Answer Check raw evidence before filters: true sensor faults and reference drift look different in pre-filter codes.

First 2 measurements Capture pre-filter ADC codes and record Vref (or sensor-supply) ripple at the same timestamp raw ADC + Vref.

Discriminator Codes track Vref ripple → reference/supply injection dominates. Saturation to rail-like extremes → open/short is likely. Single-sample spikes aligned with switching events → wiring/return coupling dominates.

First fix Add range + rate gates plus a consistency gate with flame/air stage; store a short raw-code ring buffer around trips.

Q8

Valve “has voltage” but won’t open—driver protection, coil open, or mechanical jam? How to tell?

ValveRailsLog

Answer Voltage alone is not proof of actuation; the decision needs an energy signature (current/decay behavior) plus the enable timeline.

First 2 measurements Measure coil current (or equivalent energy proxy) and capture valve_enable edge timing valve + log.

Discriminator Voltage present but near-zero current → open circuit/connector. Current present but no mechanical response → jam/return spring issue. Driver enters protection or supply droops → short/overtemp/undervoltage dominates.

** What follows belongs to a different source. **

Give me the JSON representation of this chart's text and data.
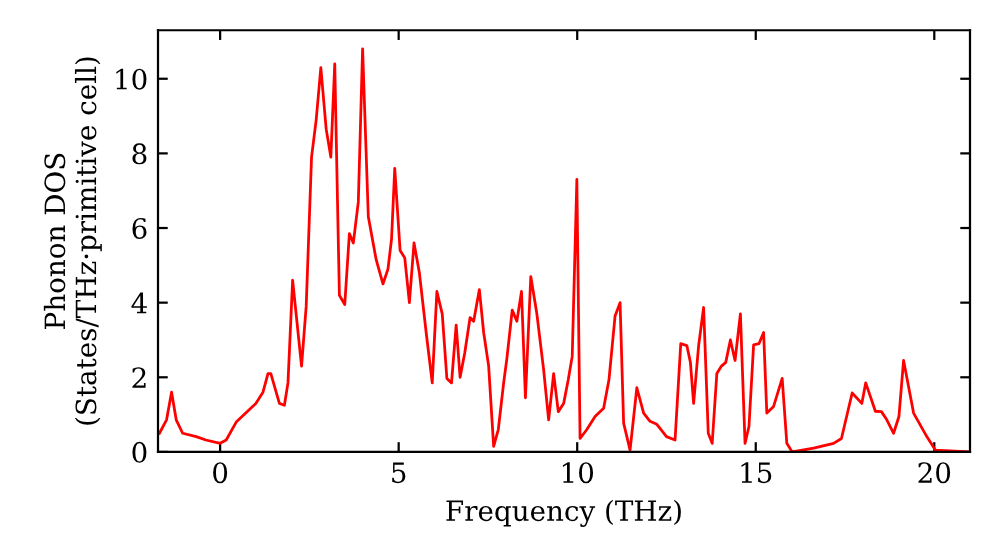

First fix Verify kickback clamp behavior and log command + energy proxy at transitions for future root-cause retention.

Q9

Lockout only at high power stage—ignition noise or unstable valve/air/combustion? Which two proofs first?

Air (DP)FlameRails

Answer Start with the two state proofs that change with staging: airflow proof and flame proof. High-stage faults usually reveal which chain loses margin first.

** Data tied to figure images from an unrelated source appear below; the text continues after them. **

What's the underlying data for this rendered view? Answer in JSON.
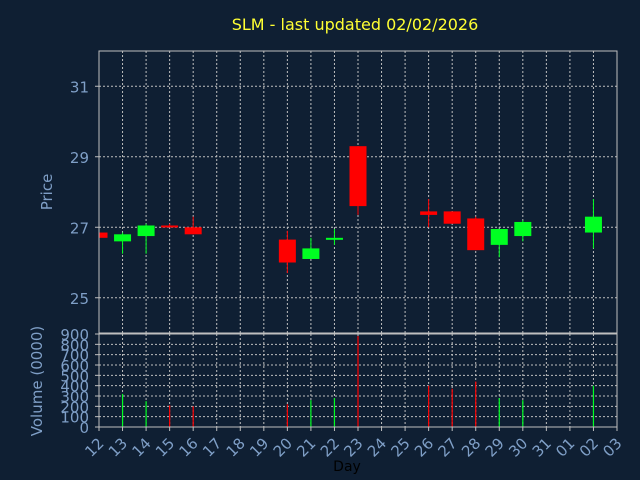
{
  "chart_data": {
    "type": "candlestick",
    "title": "SLM - last updated 02/02/2026",
    "xlabel": "Day",
    "price_ylabel": "Price",
    "volume_ylabel": "Volume (0000)",
    "x_ticks": [
      "12",
      "13",
      "14",
      "15",
      "16",
      "17",
      "18",
      "19",
      "20",
      "21",
      "22",
      "23",
      "24",
      "25",
      "26",
      "27",
      "28",
      "29",
      "30",
      "31",
      "01",
      "02",
      "03"
    ],
    "price_ylim": [
      24,
      32
    ],
    "price_ticks": [
      25,
      27,
      29,
      31
    ],
    "volume_ylim": [
      0,
      900
    ],
    "volume_ticks": [
      0,
      100,
      200,
      300,
      400,
      500,
      600,
      700,
      800,
      900
    ],
    "grid": true,
    "colors": {
      "up": "#00ff22",
      "down": "#ff0000"
    },
    "candles": [
      {
        "day": "12",
        "open": 26.85,
        "high": 26.85,
        "low": 26.7,
        "close": 26.7
      },
      {
        "day": "13",
        "open": 26.6,
        "high": 26.85,
        "low": 26.25,
        "close": 26.8
      },
      {
        "day": "14",
        "open": 26.75,
        "high": 27.1,
        "low": 26.25,
        "close": 27.05
      },
      {
        "day": "15",
        "open": 27.05,
        "high": 27.1,
        "low": 27.0,
        "close": 27.0
      },
      {
        "day": "16",
        "open": 27.0,
        "high": 27.3,
        "low": 26.8,
        "close": 26.8
      },
      {
        "day": "20",
        "open": 26.65,
        "high": 26.9,
        "low": 25.7,
        "close": 26.0
      },
      {
        "day": "21",
        "open": 26.1,
        "high": 26.7,
        "low": 26.1,
        "close": 26.4
      },
      {
        "day": "22",
        "open": 26.7,
        "high": 26.95,
        "low": 26.5,
        "close": 26.7
      },
      {
        "day": "23",
        "open": 29.3,
        "high": 29.3,
        "low": 27.35,
        "close": 27.6
      },
      {
        "day": "26",
        "open": 27.45,
        "high": 27.8,
        "low": 27.0,
        "close": 27.35
      },
      {
        "day": "27",
        "open": 27.45,
        "high": 27.45,
        "low": 27.1,
        "close": 27.1
      },
      {
        "day": "28",
        "open": 27.25,
        "high": 27.3,
        "low": 26.35,
        "close": 26.35
      },
      {
        "day": "29",
        "open": 26.5,
        "high": 26.95,
        "low": 26.15,
        "close": 26.95
      },
      {
        "day": "30",
        "open": 26.75,
        "high": 27.2,
        "low": 26.6,
        "close": 27.15
      },
      {
        "day": "02",
        "open": 26.85,
        "high": 27.8,
        "low": 26.4,
        "close": 27.3
      }
    ],
    "volumes": [
      {
        "day": "13",
        "value": 320,
        "direction": "up"
      },
      {
        "day": "14",
        "value": 250,
        "direction": "up"
      },
      {
        "day": "15",
        "value": 210,
        "direction": "down"
      },
      {
        "day": "16",
        "value": 200,
        "direction": "down"
      },
      {
        "day": "20",
        "value": 220,
        "direction": "down"
      },
      {
        "day": "21",
        "value": 260,
        "direction": "up"
      },
      {
        "day": "22",
        "value": 280,
        "direction": "up"
      },
      {
        "day": "23",
        "value": 880,
        "direction": "down"
      },
      {
        "day": "26",
        "value": 400,
        "direction": "down"
      },
      {
        "day": "27",
        "value": 370,
        "direction": "down"
      },
      {
        "day": "28",
        "value": 440,
        "direction": "down"
      },
      {
        "day": "29",
        "value": 280,
        "direction": "up"
      },
      {
        "day": "30",
        "value": 260,
        "direction": "up"
      },
      {
        "day": "02",
        "value": 400,
        "direction": "up"
      }
    ]
  }
}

First 2 measurements Log DP/tach consistency and capture flame_raw (or flame_ok) during the stage transition air + flame.

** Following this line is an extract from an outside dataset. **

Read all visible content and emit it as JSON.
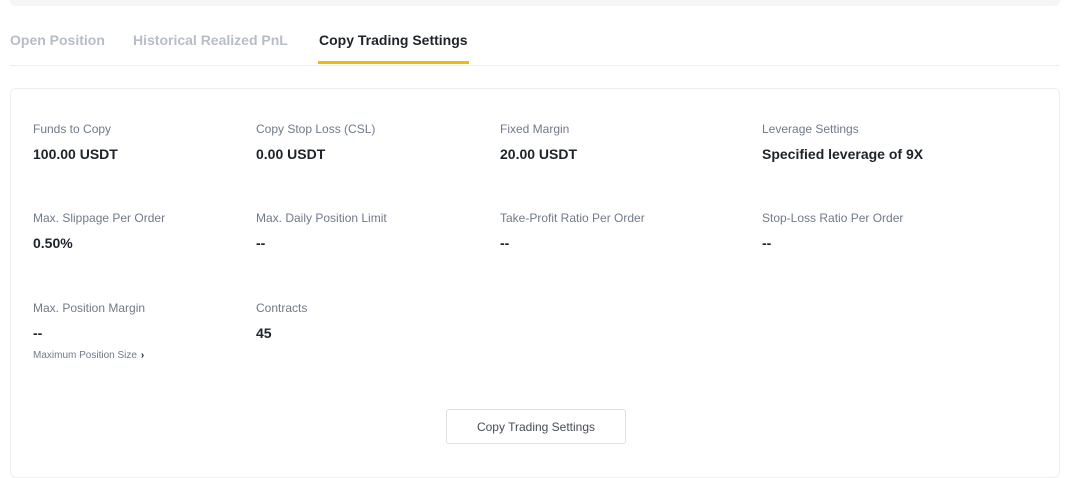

Discriminator DP stops tracking tach → airflow/DP chain dominates. Flame becomes noisy or flips near commutation events → AFE injection/windowing dominates. If both are stable but lockout happens, check rails + reset/WD timing around the transition.

First fix Add stage-transition validation: timestamped DP, flame decision, and rail minima logged for every high-stage entry.

Q10

After reboot the fault code “disappears”—what minimum event fields prevent “no evidence” investigations?

LogRails

Answer Store the last actionable story, not just a code. Without reset cause and timestamps, root cause becomes unrecoverable.

First 2 measurements Ensure reset_reason (POR/BOD/WD) and event timestamp + last_state are captured non-volatilely log.

Discriminator If reset_reason is missing, brownout and watchdog faults look identical after reboot. If last_state/retry_count is missing, ignition failures and interlock failures are indistinguishable.

First fix Minimum fields: timestamp, state, decision flags (flame/air/valve), retry count, and reset_reason; add a short snapshot of key analog minima if possible.

Q11

Flame signal is weak but can be maintained—adjust thresholds or fix return paths first?

FlameRails

Answer Do not tune thresholds blindly. Decide whether weakness is a stable low-amplitude condition or a noise-dominated injection problem.

First 2 measurements Capture flame_raw amplitude/noise and correlate it with a known aggressor event (ignition pulses, fan start, comms bursts) flame.

Discriminator Weak but stable and not correlated to aggressors → threshold/window margin can be adjusted. Weak and strongly correlated to common-mode jumps or rail ripple → return paths/CM injection must be fixed first.

First fix Improve CM/return control, then re-evaluate flame window thresholds with logged baselines to avoid trading false positives for false negatives.

Q12

Field issue is intermittent and cannot be reproduced in the lab—how to design a “minimal reproduction jig” and log fields?

LogRailsFlame/Air/Valve

Answer The jig should reproduce disturbances, not the whole appliance. Make the injection source controllable and the evidence capture deterministic.

First 2 measurements Use a repeatable aggressor (fan start load step or comms on/off burst) and log event timestamps + reset_reason + flame/air/valve snapshot log + rails.

Discriminator If faults align with load steps, rail windowing/return coupling dominates. If they align with port bursts, common-mode injection dominates. If neither aligns, expand capture to include raw ADC minima and comparator edges.

First fix Add a short ring buffer (N samples) for rails/Vref/flame decision around triggers so “one-off” becomes evidence-backed and debuggable.